Membenarkan diri sendiri. Ieu mah pinerakaeun, ini mah neraka. Jangan menganggap diri paling benar, karena yang memiliki kebenaran sejati itu hanyalah Tuhan. Inna robbaka huwa a’lamu biman dholla ‘an sabiilihii wa huwa a’lamu bilmuhtadiin. Hanya Tuhan yang lebih mengetahui siapa yang sesat, yang diberikan kebenaran, dan yang di berikan petunjuk. Maka kita tidak boleh membenarkan diri kita sendiri.

Kita harus bisa bertoleransi terhadap kebenaran orang lain. Kebenaran itu sifatnya relatif, selalu bergerak, bahkan kebenaran manusia belum tentu benar dihadapan Tuhan. Oleh karena itu, kita dituntut untuk menerima dan terbuka terhadap kebenaran orang lain.

Gagal paham dalam menyebarkan kebaikan atau kebenaran. Janganlah kita melakukan penyebaran kebenaran yang kita anggap baik atau benar dengan suatu yang kejam. Padahal agama mengajarkan kita untuk menyebarkan kebaikan dengan perilaku yang baik. Ud’u ilaa sabiili robbika bilhikmati wal-mau’izhotil hasanati wa jaadil-hum billati hiya hasan. Ajaklah manusia dengan hikmah kepada jalan Tuhanmu. Hikmah adalah intinya kebaikan, kalau saya mengatakannya adalah madunya kebaikan, ayat di atas tercantum dalam An-Nahl. Mengajarkan orang lain harus dengan kebaikan.
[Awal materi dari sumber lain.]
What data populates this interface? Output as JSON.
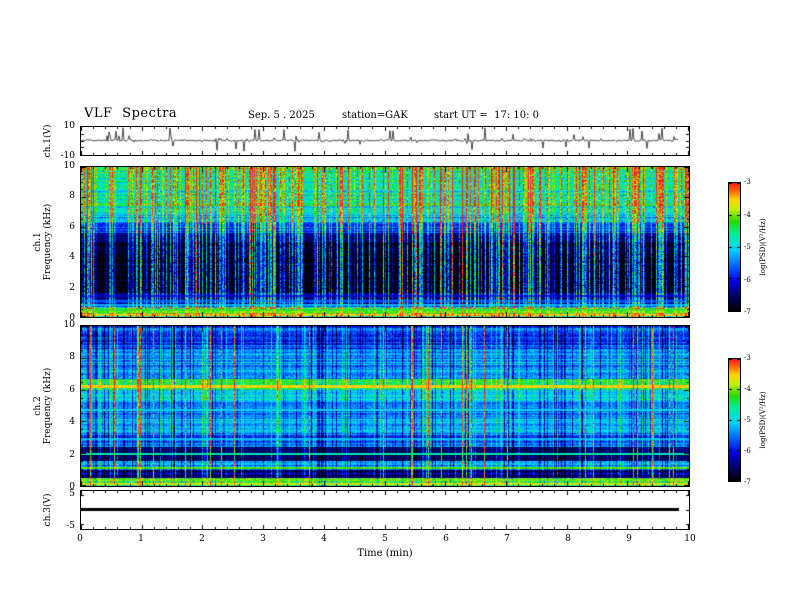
{
  "header": {
    "title": "VLF Spectra",
    "date": "Sep. 5 . 2025",
    "station": "station=GAK",
    "start_ut": "start UT =  17: 10: 0"
  },
  "chart_data": {
    "type": "heatmap",
    "subtype": "vlf-multipanel-spectrogram",
    "title": "VLF Spectra",
    "x_axis": {
      "label": "Time (min)",
      "range": [
        0,
        10
      ],
      "major_ticks": [
        0,
        1,
        2,
        3,
        4,
        5,
        6,
        7,
        8,
        9,
        10
      ],
      "minor_tick_step": 0.2
    },
    "colorbar": {
      "label": "log(PSD)(V²/Hz)",
      "range": [
        -7,
        -3
      ],
      "ticks": [
        -3,
        -4,
        -5,
        -6,
        -7
      ],
      "stops": [
        {
          "v": -7.0,
          "c": "#000006"
        },
        {
          "v": -6.6,
          "c": "#00005a"
        },
        {
          "v": -6.1,
          "c": "#0000dc"
        },
        {
          "v": -5.6,
          "c": "#0064ff"
        },
        {
          "v": -5.1,
          "c": "#00d2ff"
        },
        {
          "v": -4.6,
          "c": "#00f0a0"
        },
        {
          "v": -4.2,
          "c": "#28dc00"
        },
        {
          "v": -3.8,
          "c": "#c8f000"
        },
        {
          "v": -3.5,
          "c": "#ffd200"
        },
        {
          "v": -3.25,
          "c": "#ff6e00"
        },
        {
          "v": -3.0,
          "c": "#ff1e1e"
        }
      ]
    },
    "panels": [
      {
        "id": "ch1_waveform",
        "kind": "line",
        "ylabel": "ch.1(V)",
        "ylim": [
          -10,
          10
        ],
        "yticks": [
          10,
          -10
        ],
        "t_end_min": 9.83,
        "seed": 7,
        "signal": {
          "baseline": 0,
          "noise_amp": 0.45,
          "spike_density": 0.085,
          "spike_amp_min": 1.2,
          "spike_amp_max": 9.5,
          "up_fraction": 0.65
        }
      },
      {
        "id": "ch1_spectrogram",
        "kind": "spectrogram",
        "ylabel_lines": [
          "ch.1",
          "Frequency (kHz)"
        ],
        "f_range": [
          0,
          10
        ],
        "yticks": [
          0,
          2,
          4,
          6,
          8,
          10
        ],
        "seed": 11,
        "bands": [
          {
            "f": [
              9.0,
              10.0
            ],
            "base": -4.55,
            "noise": 0.75
          },
          {
            "f": [
              7.0,
              9.0
            ],
            "base": -4.75,
            "noise": 0.7
          },
          {
            "f": [
              6.3,
              7.0
            ],
            "base": -5.2,
            "noise": 0.6
          },
          {
            "f": [
              5.6,
              6.3
            ],
            "base": -5.9,
            "noise": 0.5
          },
          {
            "f": [
              5.0,
              5.6
            ],
            "base": -6.5,
            "noise": 0.4
          },
          {
            "f": [
              1.6,
              5.0
            ],
            "base": -6.9,
            "noise": 0.3
          },
          {
            "f": [
              1.15,
              1.6
            ],
            "base": -6.55,
            "noise": 0.4
          },
          {
            "f": [
              0.62,
              1.15
            ],
            "base": -6.1,
            "noise": 0.6
          },
          {
            "f": [
              0.0,
              0.62
            ],
            "base": -4.6,
            "noise": 1.1
          }
        ],
        "h_lines": [
          {
            "f": 0.1,
            "value": -3.6,
            "w": 0.09
          },
          {
            "f": 0.28,
            "value": -4.1,
            "w": 0.07
          },
          {
            "f": 0.46,
            "value": -4.4,
            "w": 0.07
          },
          {
            "f": 0.8,
            "value": -5.3,
            "w": 0.07
          },
          {
            "f": 1.05,
            "value": -5.7,
            "w": 0.06
          },
          {
            "f": 1.35,
            "value": -6.2,
            "w": 0.06
          }
        ],
        "streaks": [
          {
            "density": 0.4,
            "min": 0.5,
            "max": 2.2
          },
          {
            "density": 0.06,
            "min": 2.2,
            "max": 3.4
          }
        ]
      },
      {
        "id": "ch2_spectrogram",
        "kind": "spectrogram",
        "ylabel_lines": [
          "ch.2",
          "Frequency (kHz)"
        ],
        "f_range": [
          0,
          10
        ],
        "yticks": [
          0,
          2,
          4,
          6,
          8,
          10
        ],
        "seed": 23,
        "bands": [
          {
            "f": [
              8.6,
              10.0
            ],
            "base": -5.7,
            "noise": 0.55
          },
          {
            "f": [
              6.7,
              8.6
            ],
            "base": -5.35,
            "noise": 0.55
          },
          {
            "f": [
              6.0,
              6.7
            ],
            "base": -4.35,
            "noise": 0.45
          },
          {
            "f": [
              5.2,
              6.0
            ],
            "base": -5.1,
            "noise": 0.5
          },
          {
            "f": [
              4.3,
              5.2
            ],
            "base": -5.45,
            "noise": 0.5
          },
          {
            "f": [
              3.3,
              4.3
            ],
            "base": -5.2,
            "noise": 0.5
          },
          {
            "f": [
              2.4,
              3.3
            ],
            "base": -5.6,
            "noise": 0.5
          },
          {
            "f": [
              1.55,
              2.4
            ],
            "base": -6.55,
            "noise": 0.35
          },
          {
            "f": [
              1.0,
              1.55
            ],
            "base": -5.3,
            "noise": 0.55
          },
          {
            "f": [
              0.5,
              1.0
            ],
            "base": -6.4,
            "noise": 0.4
          },
          {
            "f": [
              0.0,
              0.5
            ],
            "base": -4.5,
            "noise": 1.0
          }
        ],
        "h_lines": [
          {
            "f": 6.25,
            "value": -3.55,
            "w": 0.12
          },
          {
            "f": 4.75,
            "value": -5.0,
            "w": 0.07
          },
          {
            "f": 2.95,
            "value": -5.2,
            "w": 0.07
          },
          {
            "f": 2.0,
            "value": -4.7,
            "w": 0.08
          },
          {
            "f": 1.08,
            "value": -4.1,
            "w": 0.08
          },
          {
            "f": 0.32,
            "value": -4.0,
            "w": 0.07
          },
          {
            "f": 0.1,
            "value": -3.7,
            "w": 0.09
          }
        ],
        "streaks": [
          {
            "density": 0.45,
            "min": -1.2,
            "max": 0.9
          },
          {
            "density": 0.05,
            "min": 1.6,
            "max": 2.6
          }
        ]
      },
      {
        "id": "ch3_waveform",
        "kind": "flatline",
        "ylabel": "ch.3(V)",
        "ylim": [
          -6.25,
          6.25
        ],
        "yticks": [
          5,
          -5
        ],
        "value": 0,
        "t_end_min": 9.83,
        "line_width": 3
      }
    ]
  }
}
Begitu juga jika kita berdebat dengan orang yang berbeda pemahaman dengan kita maka kita harus berbuat baik.

Belasan abad yang lalu Muhammad SAW mencontohkan saat beliau diminta oleh malaikat untuk mohon kepada Tuhan agar orang-orang yang berbeda -menghalangi beliau mengajak dalam berbuat kebaikan- dengan beliau disikat habis dan diratakan dengan tanah. Tapi dengan kebaikan beliau, menyatakan kalau aku melakukannya nanti siapa yang akan mengikuti kebaikan yang aku bawa. Maka kita harus berjamaah dalam kebaikan, berjamaah untuk memasuki surga milik Tuhan.
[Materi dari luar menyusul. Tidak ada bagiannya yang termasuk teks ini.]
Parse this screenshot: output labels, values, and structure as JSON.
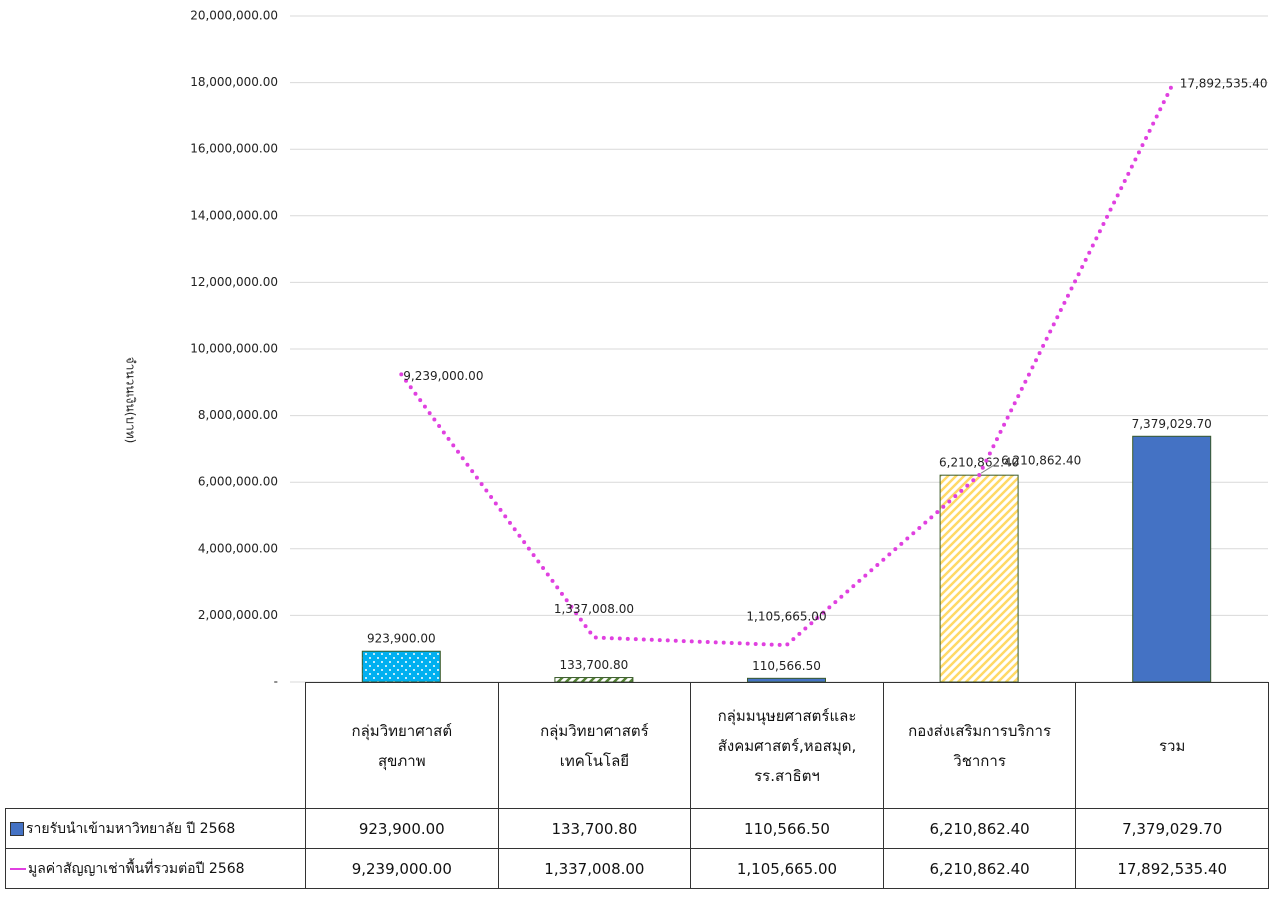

Perilaku berbuat kekejaman dalam hal ini adalah kekerasan fisik dan menjudge seseorang adalah sesuatu yang tidak baik. Dalam berkehidupan dengan orang yang berbeda maka kita harus bersikap memamunisiakan manusia, atau dengan yang paling rendah yaitu bersikap memakhlukkan orang lain.
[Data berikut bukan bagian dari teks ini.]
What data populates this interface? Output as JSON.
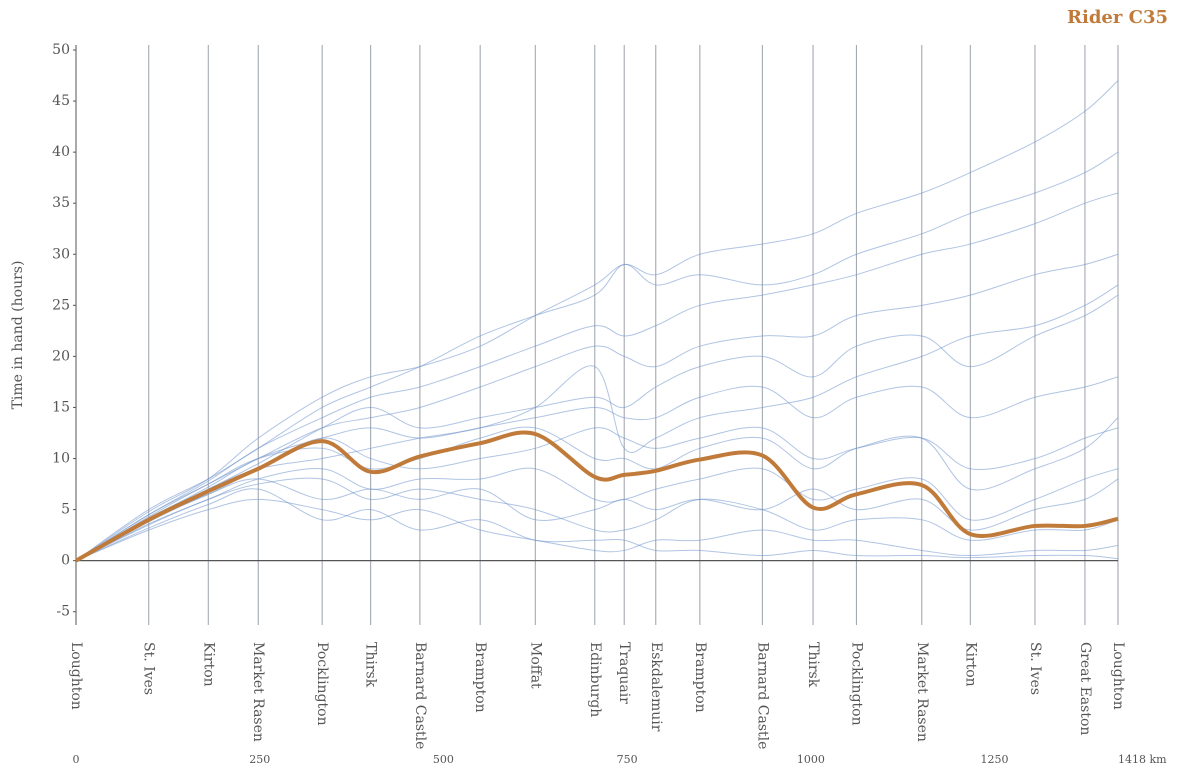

Maksud memanusiakan ataupun memakhlukkan orang lain adalah jika kita adalah manusia ketika disakiti maka kita akan merasa sakit, nah bagaimana jika orang lain kita sakiti maka orang tersebut akan merasakan hal yang sama ketika kita disakiti. Begitulah yang dirasakan korban penganiayaan, semoga beliau diampuni dosanya dan semoga cepat disembuhkan. Oleh karena itu, tindakan menyakiti dan berbuat kejam terhadap orang lain sebaiknya kita hindari dalam perilaku kehidupan kita.

KAMARUDIN / Pengarang & Penulis

Biasa dipanggil Maru. Aktivitas sehari-harinya adalah mengajar, menulis, nonton sepak bola, dan membaca buku. Penyuka kopi. Selalu mencari kebenaran.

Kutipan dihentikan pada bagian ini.